Power Supply: Plug shape is two-prong US-style, voltage is 100V.
Cash: Local currency is Japanese Yen. You can use your ATM card to withdraw cash in Ogasawara, though it’s a good idea to have Yen in hand before you go. Japan is a largely cash-based economy, so don’t count on using your credit card to pay for things. Some facilities will take credit cards, but cash is king. There are a few nice shops for souvenirs, T-shirts, etc.
Other Considerations: Bring sunscreen, a hat if you need it, and good sunglasses. Seasickness pills if you’re prone to get ill in swelly conditions. It will be between summer and autumn while we’re in Ogasawara. The temperatures can vary from sweltering hot to downright chilly. I recommend you take a fleece jacket for warmth, and a durable raincoat in case of storms.

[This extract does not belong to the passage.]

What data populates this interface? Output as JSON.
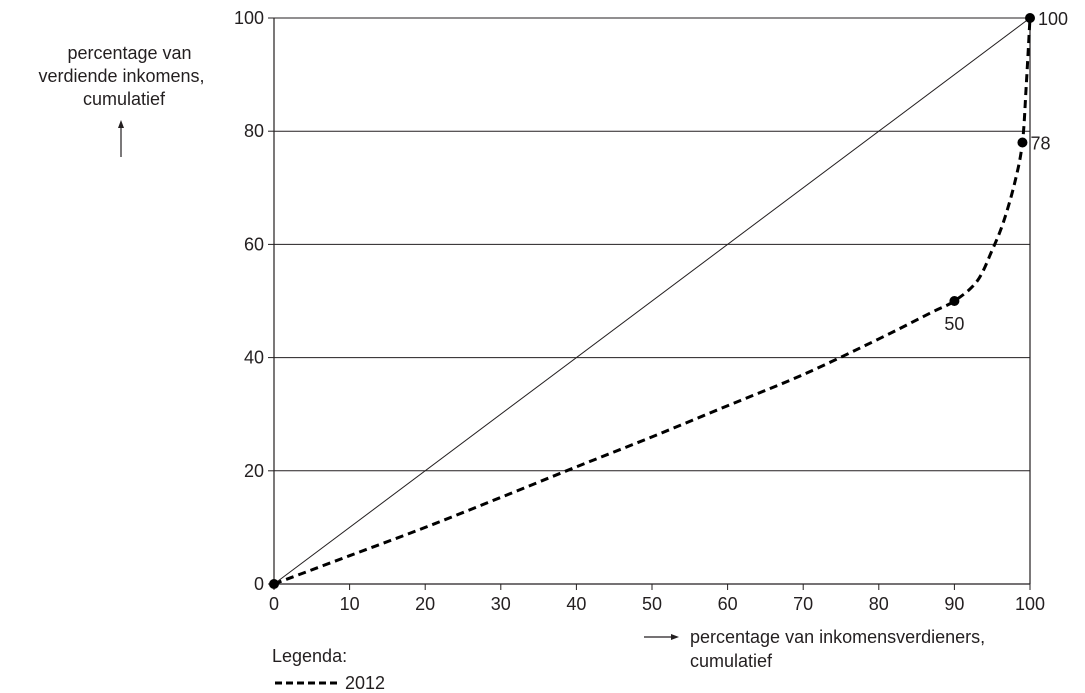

Ogasawara is Japanese territory. You’ll need to be comfortable in an environment in which most people are unable to communicate effectively in English. There are around 2,000 residents in the community where we will be staying, so by the end of the stay, there’s a decent chance that you will know many people there. They’ll certainly recognise you!
Peak sperm whale season unfortunately coincides with peak typhoon season. This does not mean there will necessarily be storms while we are there, but there is a reasonably probability that a typhoon may hit while we’re there, which is one of the reasons I’m targeting a stay of 10-14 days.
The practical implication of this is that you should be prepared to be patient if the weather turns sour. There are a few things we can do on land if we can’t head out to sea, but it’ll depend on the prevailing weather conditions. Bring a deck of cards or a few e-books along, just in case.
Also, most of the food is Japanese, though there are some (Japan-ized) western food options available. If you’re a fussy eater, this may pose problems.